2nd century Roman senator, consul and general

Publius Julius Geminius Marcianus was a Roman senator and general. He participated in the Roman–Parthian War of 161–166. Marcianus was appointed suffect consul in either 165 or 166.

== Life ==
Marcianus was a native of Cirta in North Africa. Debrowa considers that he "was probably the first representative of his family in the Roman senate", making him a novus homo. Professor Edward Champlin included him as a member of "a Cirtan community at Rome" he infers existed there, whose members included: Quintus Lollius Urbicus, consul in either 135 or 136; Gaius Arrius Antoninus, consul c. 170; and the rhetorician Fronto.

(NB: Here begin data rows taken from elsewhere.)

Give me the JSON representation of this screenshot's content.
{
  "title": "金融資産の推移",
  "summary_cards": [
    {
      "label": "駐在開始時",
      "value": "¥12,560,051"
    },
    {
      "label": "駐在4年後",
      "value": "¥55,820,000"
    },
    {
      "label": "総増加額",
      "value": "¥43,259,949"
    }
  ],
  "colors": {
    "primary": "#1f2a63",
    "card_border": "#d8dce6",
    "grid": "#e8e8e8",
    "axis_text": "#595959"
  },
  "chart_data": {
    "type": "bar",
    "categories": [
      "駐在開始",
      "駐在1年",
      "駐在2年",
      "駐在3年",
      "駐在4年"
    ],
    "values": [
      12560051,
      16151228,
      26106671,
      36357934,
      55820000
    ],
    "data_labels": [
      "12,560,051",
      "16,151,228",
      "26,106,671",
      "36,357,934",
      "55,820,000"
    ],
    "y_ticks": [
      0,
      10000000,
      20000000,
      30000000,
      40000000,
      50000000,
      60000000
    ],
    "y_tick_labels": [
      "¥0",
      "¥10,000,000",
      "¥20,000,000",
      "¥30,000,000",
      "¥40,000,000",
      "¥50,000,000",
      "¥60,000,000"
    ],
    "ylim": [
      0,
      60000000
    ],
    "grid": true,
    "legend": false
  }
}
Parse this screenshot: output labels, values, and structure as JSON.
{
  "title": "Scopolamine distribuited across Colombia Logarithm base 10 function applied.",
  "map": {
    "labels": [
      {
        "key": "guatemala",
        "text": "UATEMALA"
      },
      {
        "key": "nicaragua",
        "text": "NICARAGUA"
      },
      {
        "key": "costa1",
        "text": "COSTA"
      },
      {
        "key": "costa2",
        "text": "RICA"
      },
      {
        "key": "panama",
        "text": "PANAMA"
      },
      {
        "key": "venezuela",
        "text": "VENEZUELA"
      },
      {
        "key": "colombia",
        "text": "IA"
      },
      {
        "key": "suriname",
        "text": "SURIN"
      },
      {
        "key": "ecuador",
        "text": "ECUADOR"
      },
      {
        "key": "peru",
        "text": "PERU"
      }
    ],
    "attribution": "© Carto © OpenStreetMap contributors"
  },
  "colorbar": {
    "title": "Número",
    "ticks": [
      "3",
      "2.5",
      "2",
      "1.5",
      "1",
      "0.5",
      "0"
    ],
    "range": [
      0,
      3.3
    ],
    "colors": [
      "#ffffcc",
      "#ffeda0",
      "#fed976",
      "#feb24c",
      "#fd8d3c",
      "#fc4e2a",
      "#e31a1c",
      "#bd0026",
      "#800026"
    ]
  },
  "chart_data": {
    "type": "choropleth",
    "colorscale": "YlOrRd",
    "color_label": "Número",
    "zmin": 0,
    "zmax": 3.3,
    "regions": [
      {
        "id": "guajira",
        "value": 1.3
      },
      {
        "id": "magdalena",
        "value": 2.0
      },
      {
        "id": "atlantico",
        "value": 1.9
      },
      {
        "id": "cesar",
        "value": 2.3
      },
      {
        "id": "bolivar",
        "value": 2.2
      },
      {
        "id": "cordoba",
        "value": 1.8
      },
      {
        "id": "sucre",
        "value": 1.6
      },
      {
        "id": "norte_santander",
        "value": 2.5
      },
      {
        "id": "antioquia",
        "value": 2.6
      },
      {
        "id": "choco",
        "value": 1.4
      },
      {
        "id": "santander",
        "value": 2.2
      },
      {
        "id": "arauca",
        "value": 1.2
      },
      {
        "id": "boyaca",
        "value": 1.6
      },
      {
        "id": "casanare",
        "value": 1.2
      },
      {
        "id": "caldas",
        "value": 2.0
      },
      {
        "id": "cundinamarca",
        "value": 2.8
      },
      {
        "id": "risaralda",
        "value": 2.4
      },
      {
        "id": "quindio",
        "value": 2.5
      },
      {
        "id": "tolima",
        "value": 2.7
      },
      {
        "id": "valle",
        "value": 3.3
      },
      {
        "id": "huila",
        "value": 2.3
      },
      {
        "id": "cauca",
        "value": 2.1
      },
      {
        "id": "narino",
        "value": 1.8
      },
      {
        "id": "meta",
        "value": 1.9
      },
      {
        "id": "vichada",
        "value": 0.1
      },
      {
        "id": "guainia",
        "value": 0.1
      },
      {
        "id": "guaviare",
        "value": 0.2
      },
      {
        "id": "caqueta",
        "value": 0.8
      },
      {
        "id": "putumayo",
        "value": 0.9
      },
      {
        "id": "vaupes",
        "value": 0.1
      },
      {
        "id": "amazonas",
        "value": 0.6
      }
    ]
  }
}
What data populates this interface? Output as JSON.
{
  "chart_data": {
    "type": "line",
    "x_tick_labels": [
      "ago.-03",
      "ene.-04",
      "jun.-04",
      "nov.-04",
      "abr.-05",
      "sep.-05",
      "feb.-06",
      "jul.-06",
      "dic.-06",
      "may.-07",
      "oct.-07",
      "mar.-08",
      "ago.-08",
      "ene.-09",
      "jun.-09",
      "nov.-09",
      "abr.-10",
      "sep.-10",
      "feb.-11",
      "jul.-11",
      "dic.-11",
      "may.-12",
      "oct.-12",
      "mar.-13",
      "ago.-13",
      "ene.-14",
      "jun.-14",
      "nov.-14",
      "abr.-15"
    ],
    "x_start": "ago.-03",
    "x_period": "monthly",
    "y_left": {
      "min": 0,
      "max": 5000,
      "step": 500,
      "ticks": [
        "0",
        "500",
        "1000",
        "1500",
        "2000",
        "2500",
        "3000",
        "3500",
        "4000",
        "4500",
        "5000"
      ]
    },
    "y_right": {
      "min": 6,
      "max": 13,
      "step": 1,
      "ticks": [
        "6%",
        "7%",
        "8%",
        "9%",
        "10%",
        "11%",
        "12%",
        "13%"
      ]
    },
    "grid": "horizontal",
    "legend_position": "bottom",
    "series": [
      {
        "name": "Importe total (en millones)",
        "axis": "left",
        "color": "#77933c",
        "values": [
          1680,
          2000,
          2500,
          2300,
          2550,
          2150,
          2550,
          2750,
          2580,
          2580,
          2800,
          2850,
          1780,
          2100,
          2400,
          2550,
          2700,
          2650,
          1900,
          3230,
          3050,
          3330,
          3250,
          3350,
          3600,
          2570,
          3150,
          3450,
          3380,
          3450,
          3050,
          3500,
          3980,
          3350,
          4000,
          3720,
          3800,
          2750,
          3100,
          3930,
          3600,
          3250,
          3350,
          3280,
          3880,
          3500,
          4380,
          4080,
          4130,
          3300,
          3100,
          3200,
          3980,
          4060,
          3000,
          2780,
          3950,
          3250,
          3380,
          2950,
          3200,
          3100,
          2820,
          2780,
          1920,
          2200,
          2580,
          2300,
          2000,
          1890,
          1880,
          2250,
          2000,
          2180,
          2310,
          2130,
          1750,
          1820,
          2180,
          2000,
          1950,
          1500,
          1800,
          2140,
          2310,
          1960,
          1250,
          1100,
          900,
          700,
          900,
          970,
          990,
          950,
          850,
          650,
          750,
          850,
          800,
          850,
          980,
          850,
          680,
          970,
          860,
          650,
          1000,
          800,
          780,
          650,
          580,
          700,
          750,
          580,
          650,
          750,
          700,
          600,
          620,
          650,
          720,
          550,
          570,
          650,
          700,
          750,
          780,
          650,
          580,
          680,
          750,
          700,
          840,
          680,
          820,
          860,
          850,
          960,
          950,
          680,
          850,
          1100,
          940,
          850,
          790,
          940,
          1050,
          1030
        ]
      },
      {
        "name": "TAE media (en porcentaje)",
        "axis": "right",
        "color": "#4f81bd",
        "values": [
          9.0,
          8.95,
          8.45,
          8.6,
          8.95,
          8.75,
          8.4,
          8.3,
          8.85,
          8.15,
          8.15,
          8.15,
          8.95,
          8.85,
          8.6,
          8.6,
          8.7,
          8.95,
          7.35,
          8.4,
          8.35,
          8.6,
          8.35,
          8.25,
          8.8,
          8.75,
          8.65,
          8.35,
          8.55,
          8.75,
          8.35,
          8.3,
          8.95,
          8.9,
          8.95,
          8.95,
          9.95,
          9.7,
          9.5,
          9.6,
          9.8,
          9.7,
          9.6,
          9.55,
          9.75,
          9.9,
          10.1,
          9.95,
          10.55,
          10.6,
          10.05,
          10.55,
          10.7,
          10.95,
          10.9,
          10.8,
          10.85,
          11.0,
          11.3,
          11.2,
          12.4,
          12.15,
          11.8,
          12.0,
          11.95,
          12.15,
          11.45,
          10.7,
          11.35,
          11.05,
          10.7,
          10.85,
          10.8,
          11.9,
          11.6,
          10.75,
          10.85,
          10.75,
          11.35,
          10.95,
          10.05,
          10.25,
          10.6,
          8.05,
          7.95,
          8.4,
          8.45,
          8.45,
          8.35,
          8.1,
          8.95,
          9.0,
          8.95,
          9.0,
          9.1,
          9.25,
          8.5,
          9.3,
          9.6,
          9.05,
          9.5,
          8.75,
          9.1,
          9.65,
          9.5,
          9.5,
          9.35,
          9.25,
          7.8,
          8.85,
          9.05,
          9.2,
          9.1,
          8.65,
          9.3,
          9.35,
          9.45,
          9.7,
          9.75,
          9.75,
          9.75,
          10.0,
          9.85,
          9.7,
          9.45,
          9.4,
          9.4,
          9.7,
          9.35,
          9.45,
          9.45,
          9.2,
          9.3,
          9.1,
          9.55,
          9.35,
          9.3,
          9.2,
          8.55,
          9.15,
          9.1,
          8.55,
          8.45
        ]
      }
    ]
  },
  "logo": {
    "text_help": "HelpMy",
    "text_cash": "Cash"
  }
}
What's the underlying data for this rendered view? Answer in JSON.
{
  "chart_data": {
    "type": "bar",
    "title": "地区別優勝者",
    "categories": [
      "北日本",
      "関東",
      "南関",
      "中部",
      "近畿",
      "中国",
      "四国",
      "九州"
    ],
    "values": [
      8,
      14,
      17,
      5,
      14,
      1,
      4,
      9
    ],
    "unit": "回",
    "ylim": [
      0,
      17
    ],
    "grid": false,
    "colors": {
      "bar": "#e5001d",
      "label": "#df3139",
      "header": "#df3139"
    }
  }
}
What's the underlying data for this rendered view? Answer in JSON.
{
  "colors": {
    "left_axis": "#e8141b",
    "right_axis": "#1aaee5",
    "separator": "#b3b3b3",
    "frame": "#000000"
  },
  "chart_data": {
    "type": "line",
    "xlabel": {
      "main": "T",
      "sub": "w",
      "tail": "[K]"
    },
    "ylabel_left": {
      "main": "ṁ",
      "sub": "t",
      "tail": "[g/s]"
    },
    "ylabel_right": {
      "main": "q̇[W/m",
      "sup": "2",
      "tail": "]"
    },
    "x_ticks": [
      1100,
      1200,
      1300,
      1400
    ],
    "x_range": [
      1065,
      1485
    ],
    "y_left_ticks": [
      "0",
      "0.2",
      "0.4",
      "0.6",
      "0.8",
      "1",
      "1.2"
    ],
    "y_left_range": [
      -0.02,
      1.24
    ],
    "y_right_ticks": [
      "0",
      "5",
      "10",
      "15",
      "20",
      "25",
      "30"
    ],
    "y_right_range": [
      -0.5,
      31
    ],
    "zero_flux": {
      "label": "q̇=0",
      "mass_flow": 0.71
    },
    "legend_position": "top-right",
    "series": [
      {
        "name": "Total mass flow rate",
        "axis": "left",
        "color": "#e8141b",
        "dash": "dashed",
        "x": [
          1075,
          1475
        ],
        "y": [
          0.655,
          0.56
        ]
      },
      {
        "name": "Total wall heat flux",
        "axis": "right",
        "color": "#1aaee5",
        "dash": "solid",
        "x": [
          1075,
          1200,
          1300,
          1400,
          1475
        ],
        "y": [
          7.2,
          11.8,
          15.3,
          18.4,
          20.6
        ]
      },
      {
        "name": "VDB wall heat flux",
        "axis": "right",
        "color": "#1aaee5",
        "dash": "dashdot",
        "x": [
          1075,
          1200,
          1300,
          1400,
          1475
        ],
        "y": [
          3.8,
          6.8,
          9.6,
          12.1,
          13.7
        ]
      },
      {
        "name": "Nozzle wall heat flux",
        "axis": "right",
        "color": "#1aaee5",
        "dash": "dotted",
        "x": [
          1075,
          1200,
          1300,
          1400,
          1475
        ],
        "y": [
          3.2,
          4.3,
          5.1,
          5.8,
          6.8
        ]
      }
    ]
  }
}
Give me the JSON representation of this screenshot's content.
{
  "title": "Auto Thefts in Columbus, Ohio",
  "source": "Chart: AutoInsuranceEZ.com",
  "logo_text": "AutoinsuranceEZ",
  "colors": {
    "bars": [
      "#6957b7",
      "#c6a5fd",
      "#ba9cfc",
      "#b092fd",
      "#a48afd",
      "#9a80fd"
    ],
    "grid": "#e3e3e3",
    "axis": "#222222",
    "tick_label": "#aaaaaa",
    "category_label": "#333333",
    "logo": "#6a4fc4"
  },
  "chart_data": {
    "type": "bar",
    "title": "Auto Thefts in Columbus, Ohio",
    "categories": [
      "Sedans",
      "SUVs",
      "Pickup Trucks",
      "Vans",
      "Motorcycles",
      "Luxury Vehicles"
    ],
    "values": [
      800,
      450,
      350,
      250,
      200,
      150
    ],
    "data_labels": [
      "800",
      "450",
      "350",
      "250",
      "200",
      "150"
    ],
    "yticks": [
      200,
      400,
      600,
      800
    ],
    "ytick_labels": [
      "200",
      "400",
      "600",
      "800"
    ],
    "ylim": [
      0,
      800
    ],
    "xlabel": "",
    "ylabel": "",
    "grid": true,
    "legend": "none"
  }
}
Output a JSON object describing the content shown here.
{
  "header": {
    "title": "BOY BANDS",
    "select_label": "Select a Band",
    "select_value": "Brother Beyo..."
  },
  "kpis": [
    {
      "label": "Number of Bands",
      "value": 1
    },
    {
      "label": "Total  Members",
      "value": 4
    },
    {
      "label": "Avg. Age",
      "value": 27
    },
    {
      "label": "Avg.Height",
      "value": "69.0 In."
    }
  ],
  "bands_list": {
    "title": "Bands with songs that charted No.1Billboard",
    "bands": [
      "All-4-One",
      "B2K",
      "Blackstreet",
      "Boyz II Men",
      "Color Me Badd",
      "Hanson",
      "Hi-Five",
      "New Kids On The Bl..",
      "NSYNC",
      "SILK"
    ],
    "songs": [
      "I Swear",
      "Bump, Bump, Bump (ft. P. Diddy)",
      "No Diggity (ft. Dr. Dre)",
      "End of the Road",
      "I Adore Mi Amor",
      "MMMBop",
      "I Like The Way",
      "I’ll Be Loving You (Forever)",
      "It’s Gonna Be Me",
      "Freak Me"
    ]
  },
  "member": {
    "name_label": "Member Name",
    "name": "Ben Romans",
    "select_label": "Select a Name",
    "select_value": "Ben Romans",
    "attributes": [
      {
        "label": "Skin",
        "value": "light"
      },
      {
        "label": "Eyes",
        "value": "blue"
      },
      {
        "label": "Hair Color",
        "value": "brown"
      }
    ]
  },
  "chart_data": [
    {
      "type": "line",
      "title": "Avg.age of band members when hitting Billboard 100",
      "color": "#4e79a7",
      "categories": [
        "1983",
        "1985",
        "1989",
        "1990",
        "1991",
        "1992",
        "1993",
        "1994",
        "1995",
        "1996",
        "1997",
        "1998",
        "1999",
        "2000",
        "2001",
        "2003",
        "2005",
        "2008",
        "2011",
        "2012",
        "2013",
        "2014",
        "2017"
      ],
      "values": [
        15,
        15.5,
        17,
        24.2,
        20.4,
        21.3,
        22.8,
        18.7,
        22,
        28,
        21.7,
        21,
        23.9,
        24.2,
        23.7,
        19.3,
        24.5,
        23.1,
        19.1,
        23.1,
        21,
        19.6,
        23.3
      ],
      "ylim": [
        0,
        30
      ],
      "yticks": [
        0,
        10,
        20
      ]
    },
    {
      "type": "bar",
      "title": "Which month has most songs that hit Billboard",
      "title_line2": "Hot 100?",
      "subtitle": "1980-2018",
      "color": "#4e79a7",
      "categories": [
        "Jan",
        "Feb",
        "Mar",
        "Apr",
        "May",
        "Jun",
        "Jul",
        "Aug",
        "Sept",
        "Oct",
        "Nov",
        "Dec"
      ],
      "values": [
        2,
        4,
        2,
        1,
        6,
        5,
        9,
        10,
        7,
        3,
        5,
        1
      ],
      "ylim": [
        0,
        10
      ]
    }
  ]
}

Champlin speculates Marcianus may be the "Marcianus noster" who assisted Fronto in his prosecution of Herodes Atticus.

The beginning of his senatorial career was not impressive. As a member of the vigintiviri, a preliminary and required first step toward gaining entry into the Roman Senate, Marcianus was allocated to the tresviri capitalis, which was not a prestigious office. Following this he held the typical series of offices: a hitch as military tribune in Legio IV Scythica, then another hitch as military tribune in Legio X Fretensis. He returned to Rome to serve as quaestor, then plebeian tribune, praetor, legate to the proconsul of Africa, and legate or commander of Legio X Gemina.

The outbreak of the Roman–Parthian War of 161–166 provided Marcianus with the opportunity to show his abilities. He was commissioned as commander of a collection of vexillations from Pannonia that was sent to the Parthian front, and showed he was successful as legate of Legio X Gemina. He was promoted to govern the imperial province of Roman Arabia, then returned to be appointed consul.

Shortly after his consulship, Marcianus was appointed proconsular governor of Macedonia. This is unusual, since Macedonia was considered a province whose administration was allocated to senators before they achieved the consulship. Dabrowa explains this oddity "because of the danger of Marcomanni and Germans attacking the province was really serious." The last office Marcianus is known to have held is the proconsular governorship of Asia around 182.